A student wonders if she triples each measurement of a cereal box, will she need three times as much cardboard to make the new box. How would you help her decide?
A student wonders if she triples each measurement of a cereal box, will she need three times as much cardboard to make the new box. How would you help her decide?
To help the student decide whether she'll need three times as much cardboard to make the new box, we can break down the problem and do some calculations.
Let's assume the original measurements of the cereal box are:
- Length: L
- Width: W
- Height: H
To triple each measurement, we will multiply each dimension by 3:
- New Length: 3L
- New Width: 3W
- New Height: 3H
Now, to determine the amount of cardboard required for the new box, we need to calculate the surface area of both the original and new boxes. The surface area of a rectangular box can be found using the formula:
Surface Area = 2 * (Length * Width + Width * Height + Height * Length)

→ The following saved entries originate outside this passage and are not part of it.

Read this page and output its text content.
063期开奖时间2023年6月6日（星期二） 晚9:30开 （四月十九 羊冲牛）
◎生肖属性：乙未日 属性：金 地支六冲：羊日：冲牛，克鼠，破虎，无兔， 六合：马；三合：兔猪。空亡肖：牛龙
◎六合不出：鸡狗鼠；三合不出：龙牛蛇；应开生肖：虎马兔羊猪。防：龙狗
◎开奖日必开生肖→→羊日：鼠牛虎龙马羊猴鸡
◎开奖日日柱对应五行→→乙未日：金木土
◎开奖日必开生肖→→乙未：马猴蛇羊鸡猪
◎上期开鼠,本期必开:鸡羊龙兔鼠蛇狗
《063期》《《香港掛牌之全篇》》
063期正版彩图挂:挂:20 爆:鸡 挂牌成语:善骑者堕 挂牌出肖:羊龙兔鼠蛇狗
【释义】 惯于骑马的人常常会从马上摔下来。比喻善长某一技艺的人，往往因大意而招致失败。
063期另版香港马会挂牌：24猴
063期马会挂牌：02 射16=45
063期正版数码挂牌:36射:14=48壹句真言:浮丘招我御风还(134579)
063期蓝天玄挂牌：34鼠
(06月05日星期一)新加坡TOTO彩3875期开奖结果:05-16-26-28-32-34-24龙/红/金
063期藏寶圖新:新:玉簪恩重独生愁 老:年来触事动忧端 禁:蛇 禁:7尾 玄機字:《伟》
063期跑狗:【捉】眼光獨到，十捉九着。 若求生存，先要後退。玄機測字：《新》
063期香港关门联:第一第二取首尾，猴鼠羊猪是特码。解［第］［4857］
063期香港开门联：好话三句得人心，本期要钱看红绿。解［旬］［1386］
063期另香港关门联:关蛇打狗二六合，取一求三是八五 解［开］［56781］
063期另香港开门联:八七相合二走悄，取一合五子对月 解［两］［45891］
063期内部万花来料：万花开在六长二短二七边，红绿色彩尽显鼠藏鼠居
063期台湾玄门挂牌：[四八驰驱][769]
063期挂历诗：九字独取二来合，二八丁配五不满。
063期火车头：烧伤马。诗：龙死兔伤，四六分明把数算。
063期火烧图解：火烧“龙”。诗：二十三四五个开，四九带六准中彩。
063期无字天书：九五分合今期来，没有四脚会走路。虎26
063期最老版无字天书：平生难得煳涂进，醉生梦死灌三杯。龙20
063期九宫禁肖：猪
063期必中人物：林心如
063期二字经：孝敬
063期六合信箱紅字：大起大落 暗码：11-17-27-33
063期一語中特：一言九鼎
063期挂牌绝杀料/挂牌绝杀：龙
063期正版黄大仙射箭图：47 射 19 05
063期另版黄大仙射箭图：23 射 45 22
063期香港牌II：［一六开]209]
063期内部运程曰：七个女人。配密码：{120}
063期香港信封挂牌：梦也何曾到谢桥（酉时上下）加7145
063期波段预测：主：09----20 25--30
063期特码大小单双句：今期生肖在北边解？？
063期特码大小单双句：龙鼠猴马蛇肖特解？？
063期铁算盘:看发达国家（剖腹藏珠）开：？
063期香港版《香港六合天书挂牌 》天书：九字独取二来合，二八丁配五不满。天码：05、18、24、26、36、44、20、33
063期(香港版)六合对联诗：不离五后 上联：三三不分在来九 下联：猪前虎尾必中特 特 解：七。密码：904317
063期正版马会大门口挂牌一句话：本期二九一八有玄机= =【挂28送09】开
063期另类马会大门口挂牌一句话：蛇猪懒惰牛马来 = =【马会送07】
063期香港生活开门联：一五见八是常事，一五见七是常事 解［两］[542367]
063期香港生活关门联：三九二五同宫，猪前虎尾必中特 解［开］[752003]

For the original box, the surface area would be:
Original Surface Area = 2 * (L * W + W * H + H * L)
For the new, tripled box, the surface area would be:
New Surface Area = 2 * (3L * 3W + 3W * 3H + 3H * 3L)

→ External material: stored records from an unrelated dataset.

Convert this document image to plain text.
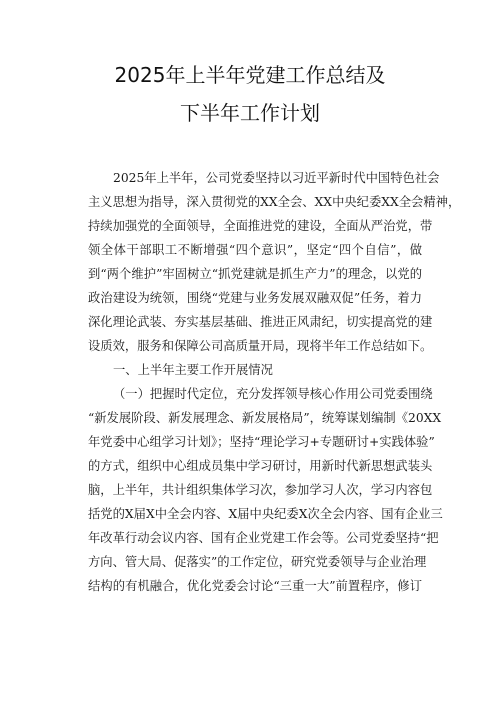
2025年上半年党建工作总结及
下半年工作计划
2025年上半年，公司党委坚持以习近平新时代中国特色社会
主义思想为指导，深入贯彻党的XX全会、XX中央纪委XX全会精神，
持续加强党的全面领导，全面推进党的建设，全面从严治党，带
领全体干部职工不断增强“四个意识”，坚定“四个自信”，做
到“两个维护”牢固树立“抓党建就是抓生产力”的理念，以党的
政治建设为统领，围绕“党建与业务发展双融双促”任务，着力
深化理论武装、夯实基层基础、推进正风肃纪，切实提高党的建
设质效，服务和保障公司高质量开局，现将半年工作总结如下。
一、上半年主要工作开展情况
（一）把握时代定位，充分发挥领导核心作用公司党委围绕
“新发展阶段、新发展理念、新发展格局”，统筹谋划编制《20XX
年党委中心组学习计划》；坚持“理论学习+专题研讨+实践体验”
的方式，组织中心组成员集中学习研讨，用新时代新思想武装头
脑，上半年，共计组织集体学习次，参加学习人次，学习内容包
括党的X届X中全会内容、X届中央纪委X次全会内容、国有企业三
年改革行动会议内容、国有企业党建工作会等。公司党委坚持“把
方向、管大局、促落实”的工作定位，研究党委领导与企业治理
结构的有机融合，优化党委会讨论“三重一大”前置程序，修订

Simplifying the expressions, we get:
Original Surface Area = 2 * (LW + WH + HL)
New Surface Area = 2 * (9LW + 9WH + 9HL)
By comparing the two surface area formulas, we can determine whether the new box will require three times as much cardboard.

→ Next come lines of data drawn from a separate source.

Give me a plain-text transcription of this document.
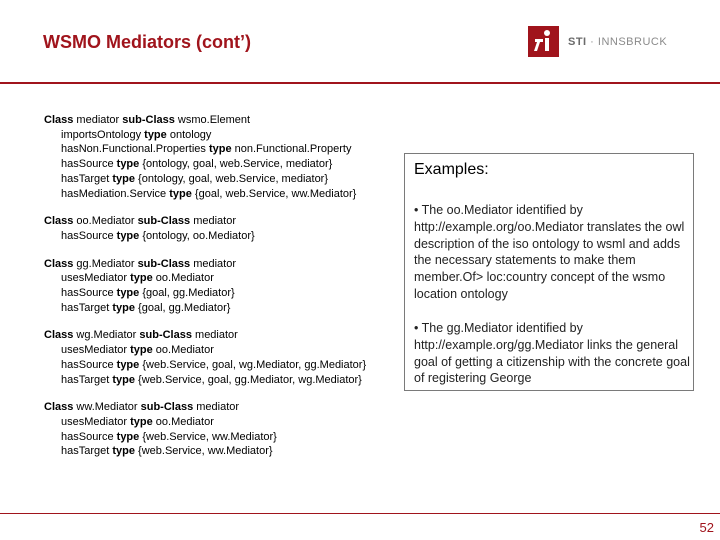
WSMO Mediators (cont’)	STI · INNSBRUCK
Class mediator sub-Class wsmo.Element
importsOntology type ontology
hasNon.Functional.Properties type non.Functional.Property
hasSource type {ontology, goal, web.Service, mediator}
hasTarget type {ontology, goal, web.Service, mediator}
hasMediation.Service type {goal, web.Service, ww.Mediator}
Class oo.Mediator sub-Class mediator
hasSource type {ontology, oo.Mediator}
Class gg.Mediator sub-Class mediator
usesMediator type oo.Mediator
hasSource type {goal, gg.Mediator}
hasTarget type {goal, gg.Mediator}
Class wg.Mediator sub-Class mediator
usesMediator type oo.Mediator
hasSource type {web.Service, goal, wg.Mediator, gg.Mediator}
hasTarget type {web.Service, goal, gg.Mediator, wg.Mediator}
Class ww.Mediator sub-Class mediator
usesMediator type oo.Mediator
hasSource type {web.Service, ww.Mediator}
hasTarget type {web.Service, ww.Mediator}
Examples:
• The oo.Mediator identified by http://example.org/oo.Mediator translates the owl description of the iso ontology to wsml and adds the necessary statements to make them member.Of> loc:country concept of the wsmo location ontology
• The gg.Mediator identified by http://example.org/gg.Mediator links the general goal of getting a citizenship with the concrete goal of registering George
52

If the expression for the new surface area is indeed three times larger than the original surface area, i.e., New Surface Area = 3 * Original Surface Area, then the new box will require three times as much cardboard. Otherwise, it won't.
Substituting the simplified equations:
2 * (9LW + 9WH + 9HL) = 3 * (2 * (LW + WH + HL))
Simplifying further:
18LW + 18WH + 18HL = 6LW + 6WH + 6HL
Combining like terms:
12LW + 12WH + 12HL = 0
Now, at this point, we can see that the equation is not satisfied, indicating that the new box will not require three times as much cardboard as the original box.